Patrice Raydelet a grandi au cœur du massif jurassien, à l’ombre des forêts qui ont vu le retour du lynx dans les années 1970. Réintroduit en Suisse, ce félin fascinant a progressivement recolonisé le Jura, devenant une véritable vocation pour ce défenseur de la nature. « C’est mon espèce totem », confie-t-il. « Le lynx, c’est l’incarnation de la tranquillité, il est cool. Il ne cherche pas le conflit, il vit et laisse vivre. »
Comprendre le lynx boréal
Le lynx boréal, ou lynx d’Europe, est le plus grand des quatre espèces de lynx dans le monde. Animal solitaire et territorial, « il chasse notamment les ongulés de taille moyenne dont font partie les chevreuils et chamois, des proies qui lui permettent de se nourrir pendant plusieurs jours. » En tant que prédateur, il joue un rôle clé dans l’équilibre des écosystèmes forestiers. Cependant, sa survie reste fragile. Avec une population estimée entre 150 et 200 individus dans le massif jurassien, l’espèce fait face à de nombreuses menaces…
Les défis de la conservation
Depuis 2022, le Plan National d’Actions 2022-2026 (PNA) en faveur du lynx boréal pilote les efforts de préservation de cette espèce. En décembre 2024, deux études réalisées par le Muséum National d’Histoire Naturelle et l’Office Français de la Biodiversité ont mis en lumière trois menaces majeures : la fragmentation des habitats, les destructions illégales et le faible brassage génétique des populations.
Face à ces défis, le Préfet de Région Bourgogne-Franche-Comté, coordinateur du PNA, conduit trois priorités :
- Améliorer la connectivité des habitats : en renforçant les corridors écologiques et aménageant des passages à faune sur des axes critiques, comme les RN57 et RN5, pour réduire les collisions routières. Chaque année, environ 10 % des lynx jurassiens périssent sur les routes. Patrice Raydelet souligne l’importance de ces infrastructures car « le lynx est un animal forestier, il a besoin de corridors boisés pour relier ses territoires. »
- Intensifier la lutte contre le braconnage : en augmentant les contrôles et les sanctions. « Une peine de trois ans de prison et une amende de 150 000 euros pour avoir tué un lynx ne devraient pas rester symboliques. Si elles étaient appliquées, elles auraient un effet dissuasif », plaide Raydelet.
- Explorer la faisabilité de translocations : introduire de nouveaux individus pour enrichir la diversité génétique, mais avec une acceptation sociologique préalable. « Relâcher des lynx là où ils ne seront pas acceptés serait contre-productif. Ces mesures doivent être accompagnées d’une sensibilisation et d’une compréhension collective »

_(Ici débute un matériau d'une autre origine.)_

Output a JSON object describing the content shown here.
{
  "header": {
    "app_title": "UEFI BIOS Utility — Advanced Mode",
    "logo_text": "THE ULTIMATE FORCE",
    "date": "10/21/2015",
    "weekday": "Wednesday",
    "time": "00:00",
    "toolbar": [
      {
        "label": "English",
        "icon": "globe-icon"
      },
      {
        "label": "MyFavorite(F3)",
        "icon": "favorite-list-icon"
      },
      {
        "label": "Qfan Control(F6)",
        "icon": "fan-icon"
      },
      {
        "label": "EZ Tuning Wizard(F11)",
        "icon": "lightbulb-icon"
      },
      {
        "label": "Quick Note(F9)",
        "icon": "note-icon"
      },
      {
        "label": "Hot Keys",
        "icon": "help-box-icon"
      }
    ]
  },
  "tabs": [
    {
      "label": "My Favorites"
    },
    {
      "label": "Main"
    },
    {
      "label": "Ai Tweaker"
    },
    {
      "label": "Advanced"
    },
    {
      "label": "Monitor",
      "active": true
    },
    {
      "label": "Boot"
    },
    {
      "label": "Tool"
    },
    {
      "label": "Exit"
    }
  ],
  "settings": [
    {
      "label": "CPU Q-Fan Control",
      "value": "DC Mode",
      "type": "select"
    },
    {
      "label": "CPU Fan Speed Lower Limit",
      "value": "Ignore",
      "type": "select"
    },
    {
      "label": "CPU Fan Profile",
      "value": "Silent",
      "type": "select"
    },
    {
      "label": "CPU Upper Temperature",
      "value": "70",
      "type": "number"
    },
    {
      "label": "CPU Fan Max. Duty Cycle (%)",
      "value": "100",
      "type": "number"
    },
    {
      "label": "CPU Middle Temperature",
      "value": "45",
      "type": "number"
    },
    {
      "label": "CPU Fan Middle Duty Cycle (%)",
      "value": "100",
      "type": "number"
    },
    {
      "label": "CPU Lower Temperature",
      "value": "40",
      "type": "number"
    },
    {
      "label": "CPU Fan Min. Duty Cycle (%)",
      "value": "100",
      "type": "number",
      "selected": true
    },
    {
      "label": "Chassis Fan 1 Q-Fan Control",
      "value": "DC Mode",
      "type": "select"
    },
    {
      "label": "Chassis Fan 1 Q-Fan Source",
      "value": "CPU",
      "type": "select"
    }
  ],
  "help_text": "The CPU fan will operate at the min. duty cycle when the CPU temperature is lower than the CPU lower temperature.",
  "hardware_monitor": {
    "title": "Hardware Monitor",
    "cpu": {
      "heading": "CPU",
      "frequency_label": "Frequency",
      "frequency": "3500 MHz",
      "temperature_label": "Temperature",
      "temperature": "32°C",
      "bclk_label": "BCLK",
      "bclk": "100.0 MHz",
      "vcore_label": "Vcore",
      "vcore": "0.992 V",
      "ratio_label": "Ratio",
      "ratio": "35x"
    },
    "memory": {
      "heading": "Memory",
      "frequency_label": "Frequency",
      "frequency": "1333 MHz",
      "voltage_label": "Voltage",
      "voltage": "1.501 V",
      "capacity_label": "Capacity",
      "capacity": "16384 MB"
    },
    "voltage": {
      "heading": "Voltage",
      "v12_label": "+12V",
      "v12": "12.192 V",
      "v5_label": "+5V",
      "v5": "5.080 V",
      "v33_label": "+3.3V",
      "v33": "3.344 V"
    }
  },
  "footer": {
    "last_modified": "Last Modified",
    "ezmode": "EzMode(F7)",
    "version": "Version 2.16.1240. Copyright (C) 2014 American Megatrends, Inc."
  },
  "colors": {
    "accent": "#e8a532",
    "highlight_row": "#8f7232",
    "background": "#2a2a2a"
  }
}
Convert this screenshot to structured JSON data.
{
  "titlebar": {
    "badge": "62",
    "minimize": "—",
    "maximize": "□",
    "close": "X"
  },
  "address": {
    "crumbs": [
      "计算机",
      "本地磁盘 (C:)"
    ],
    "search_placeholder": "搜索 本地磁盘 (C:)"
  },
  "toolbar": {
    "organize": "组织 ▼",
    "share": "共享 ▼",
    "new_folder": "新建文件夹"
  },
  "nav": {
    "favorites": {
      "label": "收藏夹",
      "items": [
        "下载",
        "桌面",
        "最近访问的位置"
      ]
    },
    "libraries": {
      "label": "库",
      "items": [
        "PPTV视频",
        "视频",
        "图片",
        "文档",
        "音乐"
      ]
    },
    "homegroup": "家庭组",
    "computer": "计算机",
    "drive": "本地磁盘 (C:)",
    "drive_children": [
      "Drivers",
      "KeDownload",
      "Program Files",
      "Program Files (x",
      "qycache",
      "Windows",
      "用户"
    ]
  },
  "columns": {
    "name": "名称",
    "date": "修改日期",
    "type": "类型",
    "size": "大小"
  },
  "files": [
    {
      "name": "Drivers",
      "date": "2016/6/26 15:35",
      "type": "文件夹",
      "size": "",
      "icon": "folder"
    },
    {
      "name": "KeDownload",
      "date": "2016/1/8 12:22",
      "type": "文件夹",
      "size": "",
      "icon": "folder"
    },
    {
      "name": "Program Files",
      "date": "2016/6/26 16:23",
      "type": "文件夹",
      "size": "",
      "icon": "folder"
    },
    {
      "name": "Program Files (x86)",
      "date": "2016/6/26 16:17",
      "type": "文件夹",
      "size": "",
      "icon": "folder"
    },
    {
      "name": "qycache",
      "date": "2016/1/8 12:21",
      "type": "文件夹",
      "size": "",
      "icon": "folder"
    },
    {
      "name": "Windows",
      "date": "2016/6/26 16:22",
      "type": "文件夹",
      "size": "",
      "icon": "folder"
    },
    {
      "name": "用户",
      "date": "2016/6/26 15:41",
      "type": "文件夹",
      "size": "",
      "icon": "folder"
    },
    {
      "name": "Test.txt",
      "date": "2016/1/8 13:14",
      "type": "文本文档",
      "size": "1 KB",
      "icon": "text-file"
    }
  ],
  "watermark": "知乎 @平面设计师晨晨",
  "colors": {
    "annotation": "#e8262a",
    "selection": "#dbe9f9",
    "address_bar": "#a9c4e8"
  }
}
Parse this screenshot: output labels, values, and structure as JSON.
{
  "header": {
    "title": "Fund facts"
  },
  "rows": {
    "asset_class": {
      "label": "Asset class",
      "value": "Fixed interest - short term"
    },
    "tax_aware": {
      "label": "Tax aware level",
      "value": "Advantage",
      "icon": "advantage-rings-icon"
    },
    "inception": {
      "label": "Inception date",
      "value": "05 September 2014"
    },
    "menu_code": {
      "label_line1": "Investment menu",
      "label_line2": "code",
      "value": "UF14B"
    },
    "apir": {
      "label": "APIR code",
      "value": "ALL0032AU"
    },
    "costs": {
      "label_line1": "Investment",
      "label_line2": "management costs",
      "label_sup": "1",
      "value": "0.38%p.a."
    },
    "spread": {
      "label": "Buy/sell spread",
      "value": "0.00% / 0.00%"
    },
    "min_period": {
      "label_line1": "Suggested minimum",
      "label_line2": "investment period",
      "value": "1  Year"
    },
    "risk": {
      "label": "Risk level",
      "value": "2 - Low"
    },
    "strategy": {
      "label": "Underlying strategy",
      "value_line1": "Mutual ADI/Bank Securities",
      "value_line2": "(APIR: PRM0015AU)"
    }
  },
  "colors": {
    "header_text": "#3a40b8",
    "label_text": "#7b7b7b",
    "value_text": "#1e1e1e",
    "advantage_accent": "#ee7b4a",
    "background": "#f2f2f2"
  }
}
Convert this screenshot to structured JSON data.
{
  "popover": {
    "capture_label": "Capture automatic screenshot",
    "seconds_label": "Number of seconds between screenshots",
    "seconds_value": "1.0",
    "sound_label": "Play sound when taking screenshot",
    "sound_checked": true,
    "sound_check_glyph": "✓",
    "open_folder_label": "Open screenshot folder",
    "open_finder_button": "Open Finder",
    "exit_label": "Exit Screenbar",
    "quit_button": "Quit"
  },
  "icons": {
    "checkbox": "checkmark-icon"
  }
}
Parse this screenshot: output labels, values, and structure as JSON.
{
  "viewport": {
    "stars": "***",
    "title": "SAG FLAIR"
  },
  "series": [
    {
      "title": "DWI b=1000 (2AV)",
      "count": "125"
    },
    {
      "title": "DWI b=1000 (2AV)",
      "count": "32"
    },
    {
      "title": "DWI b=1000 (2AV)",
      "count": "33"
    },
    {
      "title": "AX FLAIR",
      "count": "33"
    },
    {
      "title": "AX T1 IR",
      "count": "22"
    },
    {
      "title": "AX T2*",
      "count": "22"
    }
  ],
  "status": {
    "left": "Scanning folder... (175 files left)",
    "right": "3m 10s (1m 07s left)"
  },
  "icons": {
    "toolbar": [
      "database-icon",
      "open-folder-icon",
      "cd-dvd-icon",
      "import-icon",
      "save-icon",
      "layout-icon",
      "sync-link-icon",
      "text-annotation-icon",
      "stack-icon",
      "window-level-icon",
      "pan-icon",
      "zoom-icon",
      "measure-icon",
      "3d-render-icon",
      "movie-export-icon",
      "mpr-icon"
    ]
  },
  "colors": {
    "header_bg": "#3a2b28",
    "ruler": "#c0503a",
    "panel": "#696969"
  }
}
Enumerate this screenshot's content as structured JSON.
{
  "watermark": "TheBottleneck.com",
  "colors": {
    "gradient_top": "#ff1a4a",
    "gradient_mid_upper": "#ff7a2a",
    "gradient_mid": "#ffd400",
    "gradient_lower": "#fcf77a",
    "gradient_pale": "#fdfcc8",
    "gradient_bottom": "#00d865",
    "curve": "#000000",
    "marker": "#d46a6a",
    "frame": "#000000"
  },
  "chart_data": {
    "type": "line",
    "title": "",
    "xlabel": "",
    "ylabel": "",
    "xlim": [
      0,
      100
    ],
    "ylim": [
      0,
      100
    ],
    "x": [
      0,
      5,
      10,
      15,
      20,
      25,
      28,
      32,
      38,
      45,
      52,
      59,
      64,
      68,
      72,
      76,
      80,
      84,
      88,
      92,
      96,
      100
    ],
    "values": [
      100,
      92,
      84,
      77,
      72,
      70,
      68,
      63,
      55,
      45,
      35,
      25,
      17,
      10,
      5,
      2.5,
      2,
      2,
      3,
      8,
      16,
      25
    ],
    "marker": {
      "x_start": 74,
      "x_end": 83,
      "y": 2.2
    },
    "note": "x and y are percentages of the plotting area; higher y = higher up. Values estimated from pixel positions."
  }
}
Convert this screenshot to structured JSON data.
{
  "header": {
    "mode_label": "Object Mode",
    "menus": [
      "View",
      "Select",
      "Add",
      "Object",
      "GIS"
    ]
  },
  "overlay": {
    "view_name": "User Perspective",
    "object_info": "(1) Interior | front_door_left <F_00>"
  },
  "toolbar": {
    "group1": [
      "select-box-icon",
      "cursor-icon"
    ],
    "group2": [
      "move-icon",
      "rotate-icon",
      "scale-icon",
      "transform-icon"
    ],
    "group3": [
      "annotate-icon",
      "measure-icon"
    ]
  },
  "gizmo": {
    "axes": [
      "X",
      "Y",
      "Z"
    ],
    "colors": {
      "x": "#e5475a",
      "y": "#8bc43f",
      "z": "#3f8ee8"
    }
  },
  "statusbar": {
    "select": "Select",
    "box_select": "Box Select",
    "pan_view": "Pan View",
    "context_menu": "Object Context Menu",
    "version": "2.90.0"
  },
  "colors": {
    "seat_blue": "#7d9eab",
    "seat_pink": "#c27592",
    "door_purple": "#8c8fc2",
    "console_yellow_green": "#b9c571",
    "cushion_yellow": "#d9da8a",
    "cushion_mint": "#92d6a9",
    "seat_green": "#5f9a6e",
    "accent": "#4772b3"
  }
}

Sensibiliser pour mieux protéger
Pour Patrice Raydelet, l’éducation et la sensibilisation sont des leviers essentiels. En 2024, pour marquer les 50 ans du retour officiel du lynx en France, le Pôle Grands Prédateurs a organisé un événement rassemblant 1 500 participants autour d’expositions, conférences, témoignages et animations. « On a vu à quel point le lynx est aimé et à quel point il peut émouvoir la personne qui l’observe. Pour beaucoup, c’est un symbole, une fierté locale », explique-t-il.
Ces actions s’accompagnent d’initiatives pédagogiques à long terme : animations dans les écoles, campagnes de communication, et projets cinématographiques, afin d’inspirer une prise de conscience collective.
Un combat permanent
Pour Patrice Raydelet, sauver le lynx est une course contre la montre. Les projections actuelles indiquent qu’il existe 20 % de risques que cette espèce disparaisse d’ici 2130 si les efforts de conservation ne sont pas renforcés. Pourtant, il reste optimiste : « Avec de la sensibilisation, des mesures fermes et un engagement collectif, on peut inverser la tendance car le lynx a sa place dans nos forêts. » Pour le fondateur du Pôle Grands Prédateurs, la préservation de cet animal dépasse la simple sauvegarde d’une espèce. Elle reflète un engagement profond pour une coexistence respectueuse entre l’homme et la biodiversité.